Lodz Joseph has a Masters in Public Health and is currently at Midwifery School at Columbia University. She recently completed her Bachelors in Nursing at Columbia. She has done both birth and HIV work locally and globally. Joseph is a native New Yorker, born and raised in Queens, and first generation American whose parents are from Haiti. While not at births or studying, she loves being on the beach, writing, and hanging out with her dog, Wendell. She is a member of the What Would An HIV Doula Do? collective.
Theodore Kerr is a Canadian-born, Brooklyn-based writer and organizer whose work focuses on HIV/AIDS. He earned his Masters at Union Theological Seminary where he researched Christian ethics and HIV. He was the Programs Manager at Visual AIDS. He is a member of the What Would An HIV Doula Do? collective.

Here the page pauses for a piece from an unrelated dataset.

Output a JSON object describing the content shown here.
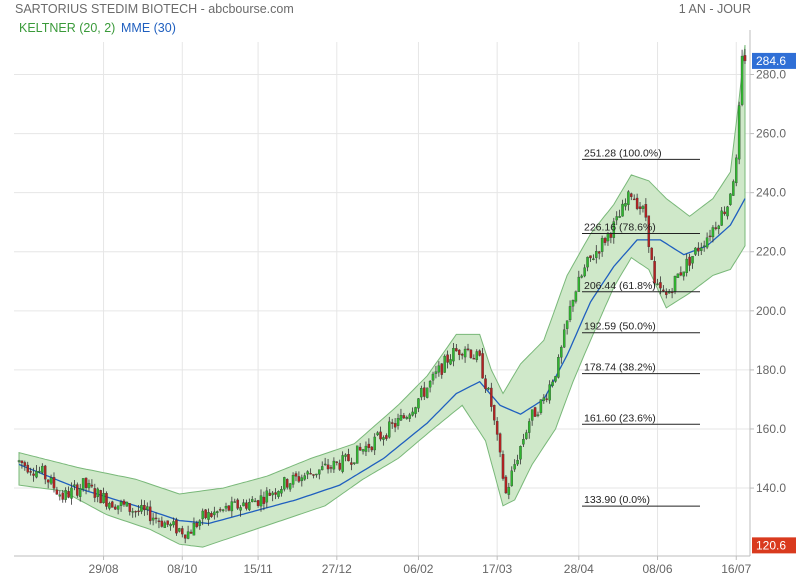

Rafael Sánchez is an artist living in New York City. He has worked collaboratively with his partner Kathleen White and Hunter Reynolds, all of whom have lost and cared for friends with AIDS. In the spirit of community, Sánchez and White created alLuPiNiT (the new york city environ mental magazine) in 2008. alLuPiNiT Vol. 5: Hunter Reynolds, Survival AIDS coincided with Reynolds' 2011 show of the same title at Participant Inc. It was around that time that White offered to help Reynolds adhere to his meds by checking in with him by phone daily, which Reynolds eventually incorporated into his artistic practice with his work Medication Reminder. In the summer of 2013, just weeks after Visual AIDS' Not Over exhibition, which included installations by both Reynolds and Sánchez, White was diagnosed with stage IV lung cancer. It was an incredibly tragic year but they loved and cared for each other and continued to be artists through all of it. White passed away on September 2, 2014. It was the day after her last show had closed.
What Would An HIV Doula Do? is a collective of artists, activists, writers, doulas, chaplains, health care workers, and others invested and active in the ongoing community response to HIV/AIDS, bridging strategies from the past and present. HIVdoula.tumblr.com
Visual AIDS, founded in 1988, assists artists with HIV/AIDS, while preserving a visual record of their work. The Artist+ Registry is the largest database of work by artists with HIV/AIDS and is open to all HIV+ artists, offering a unique resource to inspire and educate the public. Visual AIDS is the only contemporary arts organization fully engaged in creating dialogue and scholarship around HIV/AIDS today. They support visual arts projects, exhibitions, publications, and public forums while also assisting in the creation of new artwork.